Another potential problem is the shared bathroom. Ah, the shared bathroom. The only thing better than having my very own, private little corner would be to also have my very own, private little bathroom (recognizing that my very own, private little apartment is not an option).

There are a number of tricks in sharing a bathroom including scheduling showers, using the mirror, and purchasing toilet paper. You must be sure to wash all extraneous hair that may have pulled from your head from the shower walls. You must keep the number of Bath and Body Works shower gels to an appropriate amount, since you have to share the corners of the bath with other people and they have shampoo too. Globs of toothpaste left behind in the sink may be acceptable to you, but it is never acceptable in a shared bathroom situation. Prescriptions of any kind may not be shared, even if they look harmless, like a face wash.
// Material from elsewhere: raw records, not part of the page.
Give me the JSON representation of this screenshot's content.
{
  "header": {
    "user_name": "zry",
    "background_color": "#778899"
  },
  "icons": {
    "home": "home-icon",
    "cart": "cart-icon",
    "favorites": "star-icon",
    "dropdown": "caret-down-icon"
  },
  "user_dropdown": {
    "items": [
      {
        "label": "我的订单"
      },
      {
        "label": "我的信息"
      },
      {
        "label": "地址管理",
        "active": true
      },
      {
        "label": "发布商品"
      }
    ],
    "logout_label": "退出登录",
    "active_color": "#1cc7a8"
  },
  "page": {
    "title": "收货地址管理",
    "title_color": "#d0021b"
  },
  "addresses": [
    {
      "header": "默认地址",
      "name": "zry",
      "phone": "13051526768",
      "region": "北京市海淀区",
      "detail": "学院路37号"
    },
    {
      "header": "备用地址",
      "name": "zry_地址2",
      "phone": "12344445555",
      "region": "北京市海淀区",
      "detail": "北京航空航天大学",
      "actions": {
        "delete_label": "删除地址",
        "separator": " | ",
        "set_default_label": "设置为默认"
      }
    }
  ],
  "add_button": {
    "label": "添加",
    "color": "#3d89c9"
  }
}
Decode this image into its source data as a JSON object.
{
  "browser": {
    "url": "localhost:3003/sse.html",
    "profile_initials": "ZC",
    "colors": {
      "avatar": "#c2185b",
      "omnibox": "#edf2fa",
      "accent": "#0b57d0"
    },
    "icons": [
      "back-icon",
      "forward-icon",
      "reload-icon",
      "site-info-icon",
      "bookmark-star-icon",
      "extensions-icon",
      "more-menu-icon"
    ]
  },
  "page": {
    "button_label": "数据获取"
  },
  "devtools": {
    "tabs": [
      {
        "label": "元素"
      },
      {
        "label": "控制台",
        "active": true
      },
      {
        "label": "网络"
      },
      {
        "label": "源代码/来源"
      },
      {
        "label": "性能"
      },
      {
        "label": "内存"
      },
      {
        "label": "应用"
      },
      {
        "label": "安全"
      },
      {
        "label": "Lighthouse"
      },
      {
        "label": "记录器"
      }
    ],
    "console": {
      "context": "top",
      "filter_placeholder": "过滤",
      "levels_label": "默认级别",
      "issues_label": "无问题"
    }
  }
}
The prescription was written for someone specifically, and you don't know how much that face wash costs, please and thank you!

Moreover, it must also be explicitly assumed that it is unacceptable to use toiletry items, such as hairspray, makeup, or tissues, that are located within the sacred walls of the very own, private little corner belonging to someone else, particularly if the door is SHUT. For that matter, do not enter any room where the door is shut unless it's your own. For that matter, do not enter any room that does not house any of your personal belongings unless given permission.

And, as if it needs to be reiterated, do not, under any circumstances, open the closed door to a room for which you are not paying rent and have the audacity to help yourself to ANYTHING. Typically, a person is paying extra money for a private room so it remains exactly that: private.


So I guess as much as I enjoy the benefits of my very own, private little corner, they cannot possibly ever outweigh the benefits of living blissfully, comfortably alone. Grass is always greener, isn't it?

01 February 2008

Once, I got new glasses

And I love them. Behold.

The reactions I've had to these new glasses of mine have been varied. Generally positive, but then of course there are those people who can't decide how they feel about them-- they're not entirely hateful, but they're not some people's taste, so they stare at them a while, considering them until they realize I've noticed they're staring. That's when they say, "I like your glasses" because they can't come up with any other polite way of telling you they don't actually like them.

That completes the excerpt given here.